Парочка обменялась такими интимно-жгучими взглядами, что Вон счел необходимым кашлянуть снова, а Болван — заявить:
— Обсуждение нижнего белья джентльмена… неподобающая вещь в смешанной компании, знаете ли!
— Мы женаты, — хором ответили Генриетта и Майлз.
— Тошнотворно, не правда ли? — прокомментировал Вон, ни к кому конкретно не обращаясь. — Не забыть бы никогда не превратиться в новобрачного. Невыносимое состояние.
С пола донесся саркастический голос.
— Не могли бы вы продолжить с решением моей судьбы? На полу крайне неудобно, а беседа и того хуже.
Генриетта посмотрела вниз.
— Вас это как будто не слишком-то огорчает.
— А с чего мне огорчаться? — спросила маркиза, и по тону ее было понятно — она воспринимает нынешнее свое положение всего лишь как временную неудачу. — Вы совершенно любительская организация.
— Которой удалось, — заметила Генриетта, — поймать вас.

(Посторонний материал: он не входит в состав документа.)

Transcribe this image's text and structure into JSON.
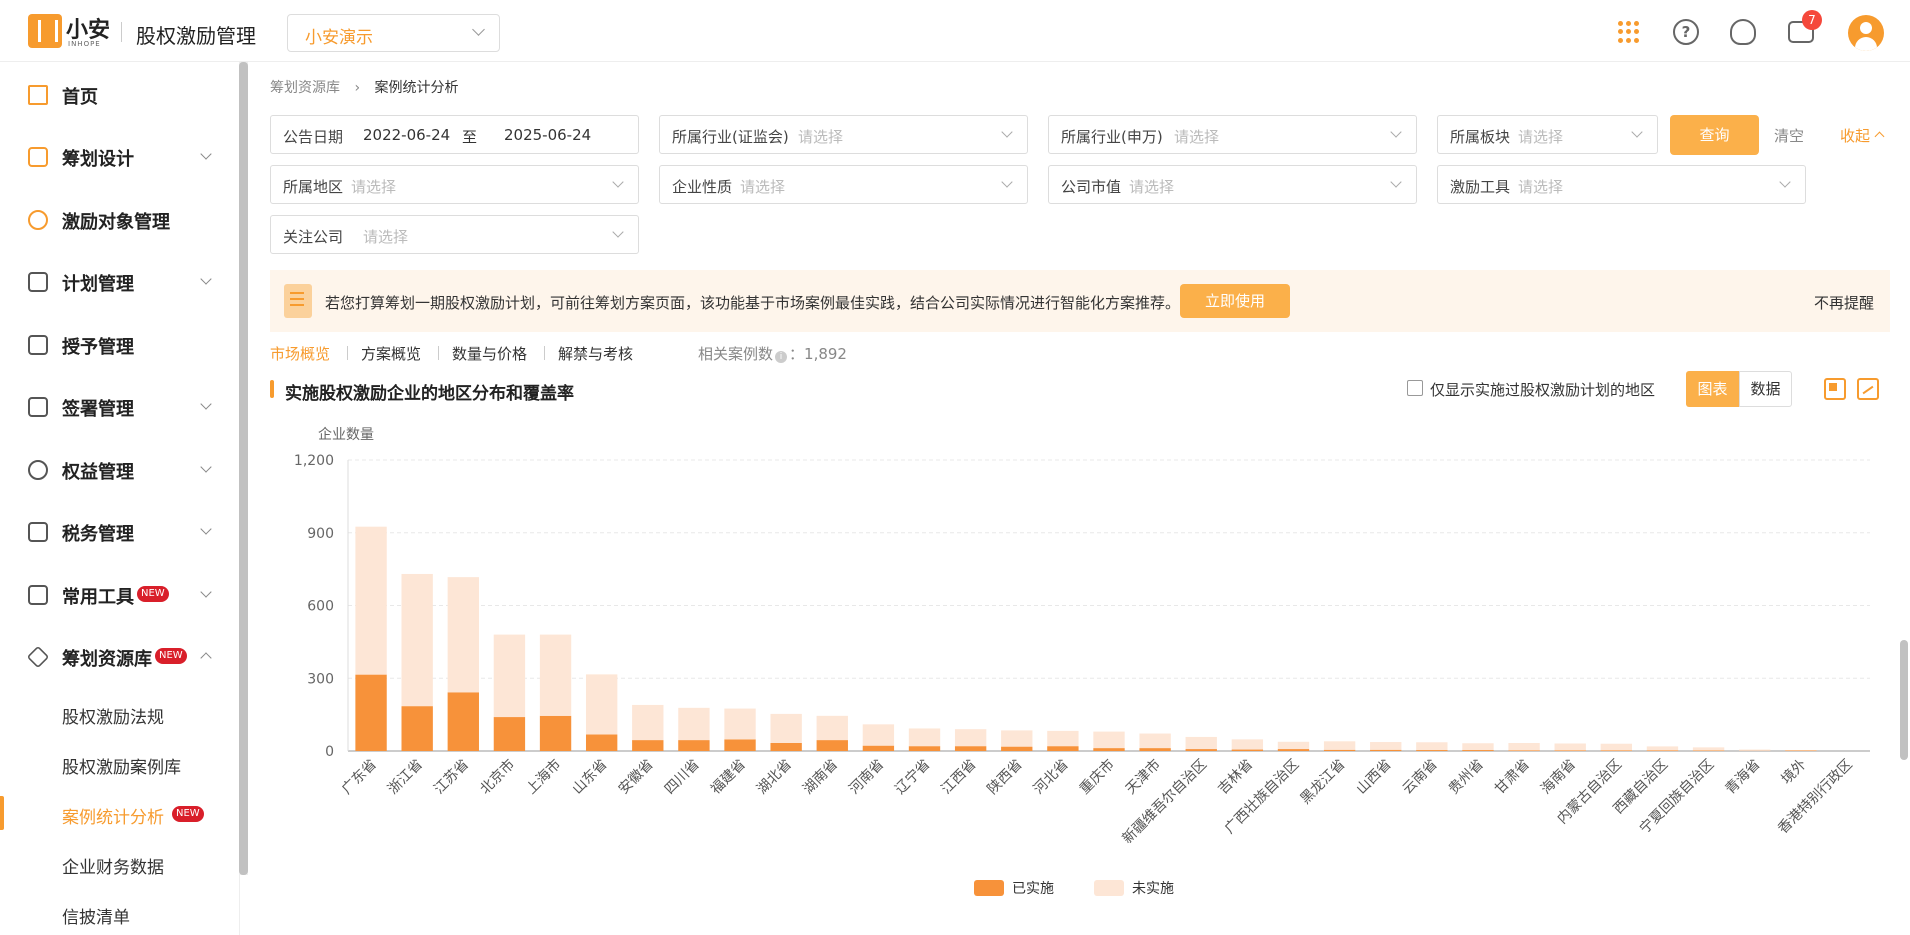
{
  "header": {
    "logo_name": "小安",
    "logo_sub": "INHOPE",
    "app_title": "股权激励管理",
    "company_select": "小安演示",
    "message_count": "7",
    "icons": [
      "apps-grid-icon",
      "help-icon",
      "customer-service-icon",
      "message-icon",
      "user-avatar"
    ]
  },
  "sidebar": {
    "items": [
      {
        "label": "首页",
        "icon": "home-icon",
        "expandable": false
      },
      {
        "label": "筹划设计",
        "icon": "edit-icon",
        "expandable": true
      },
      {
        "label": "激励对象管理",
        "icon": "users-icon",
        "expandable": false
      },
      {
        "label": "计划管理",
        "icon": "plan-icon",
        "expandable": true
      },
      {
        "label": "授予管理",
        "icon": "grant-icon",
        "expandable": false
      },
      {
        "label": "签署管理",
        "icon": "sign-icon",
        "expandable": true
      },
      {
        "label": "权益管理",
        "icon": "equity-icon",
        "expandable": true
      },
      {
        "label": "税务管理",
        "icon": "tax-icon",
        "expandable": true
      },
      {
        "label": "常用工具",
        "icon": "toolbox-icon",
        "expandable": true,
        "badge": "NEW"
      },
      {
        "label": "筹划资源库",
        "icon": "layers-icon",
        "expandable": true,
        "expanded": true,
        "badge": "NEW"
      }
    ],
    "sub_items": [
      {
        "label": "股权激励法规"
      },
      {
        "label": "股权激励案例库"
      },
      {
        "label": "案例统计分析",
        "active": true,
        "badge": "NEW"
      },
      {
        "label": "企业财务数据"
      },
      {
        "label": "信披清单"
      }
    ]
  },
  "breadcrumb": {
    "parent": "筹划资源库",
    "current": "案例统计分析"
  },
  "filters": {
    "date_label": "公告日期",
    "date_from": "2022-06-24",
    "date_to_sep": "至",
    "date_to": "2025-06-24",
    "industry_csrc": {
      "label": "所属行业(证监会)",
      "placeholder": "请选择"
    },
    "industry_sw": {
      "label": "所属行业(申万)",
      "placeholder": "请选择"
    },
    "board": {
      "label": "所属板块",
      "placeholder": "请选择"
    },
    "region": {
      "label": "所属地区",
      "placeholder": "请选择"
    },
    "nature": {
      "label": "企业性质",
      "placeholder": "请选择"
    },
    "market_value": {
      "label": "公司市值",
      "placeholder": "请选择"
    },
    "tool": {
      "label": "激励工具",
      "placeholder": "请选择"
    },
    "followed": {
      "label": "关注公司",
      "placeholder": "请选择"
    },
    "query_btn": "查询",
    "clear_btn": "清空",
    "collapse_btn": "收起"
  },
  "tip": {
    "text": "若您打算筹划一期股权激励计划，可前往筹划方案页面，该功能基于市场案例最佳实践，结合公司实际情况进行智能化方案推荐。",
    "button": "立即使用",
    "dismiss": "不再提醒"
  },
  "tabs": [
    {
      "label": "市场概览",
      "active": true
    },
    {
      "label": "方案概览"
    },
    {
      "label": "数量与价格"
    },
    {
      "label": "解禁与考核"
    }
  ],
  "case_count": {
    "label": "相关案例数",
    "value": "1,892"
  },
  "section": {
    "title": "实施股权激励企业的地区分布和覆盖率",
    "checkbox_label": "仅显示实施过股权激励计划的地区",
    "toggle_chart": "图表",
    "toggle_data": "数据"
  },
  "colors": {
    "accent": "#f79b2e",
    "implemented": "#f7923a",
    "not_implemented": "#fde6d6"
  },
  "chart_data": {
    "type": "bar",
    "stacked": true,
    "ylabel": "企业数量",
    "ylim": [
      0,
      1200
    ],
    "yticks": [
      "0",
      "300",
      "600",
      "900",
      "1,200"
    ],
    "grid": true,
    "legend_position": "bottom-center",
    "categories": [
      "广东省",
      "浙江省",
      "江苏省",
      "北京市",
      "上海市",
      "山东省",
      "安徽省",
      "四川省",
      "福建省",
      "湖北省",
      "湖南省",
      "河南省",
      "辽宁省",
      "江西省",
      "陕西省",
      "河北省",
      "重庆市",
      "天津市",
      "新疆维吾尔自治区",
      "吉林省",
      "广西壮族自治区",
      "黑龙江省",
      "山西省",
      "云南省",
      "贵州省",
      "甘肃省",
      "海南省",
      "内蒙古自治区",
      "西藏自治区",
      "宁夏回族自治区",
      "青海省",
      "境外",
      "香港特别行政区"
    ],
    "series": [
      {
        "name": "已实施",
        "values": [
          315,
          185,
          242,
          140,
          145,
          68,
          45,
          45,
          48,
          33,
          45,
          22,
          20,
          20,
          18,
          20,
          12,
          12,
          8,
          6,
          8,
          5,
          5,
          4,
          4,
          3,
          3,
          3,
          3,
          2,
          1,
          2,
          0
        ]
      },
      {
        "name": "未实施",
        "values": [
          610,
          545,
          475,
          340,
          335,
          248,
          145,
          133,
          127,
          120,
          100,
          88,
          73,
          70,
          67,
          63,
          68,
          60,
          50,
          42,
          30,
          35,
          32,
          32,
          28,
          30,
          28,
          27,
          16,
          13,
          5,
          2,
          0
        ]
      }
    ]
  }
}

— Чисто технически, — отрезала маркиза.
— Нам придется отвезти ее в военное министерство, — перебил Майлз. — А затем, — он бросил на Генриетту очередной взгляд, от которого она порозовела до кончиков ушей, — мы поедем домой.
«Домой». Какое чудесное слово.
— Меня снова тянет на благородные поступки, — тоном огромной усталости произнес Вон. — Если желаете, я могу взять на себя доставку нашей общей подруги в… военное министерство, вы сказали?
Майлз, видимо, колебался.
77
Сестина — стихотворение из шести строф по шесть стихов, кончающихся шестью ключевыми словами, повторяющимися из строфы в строфу.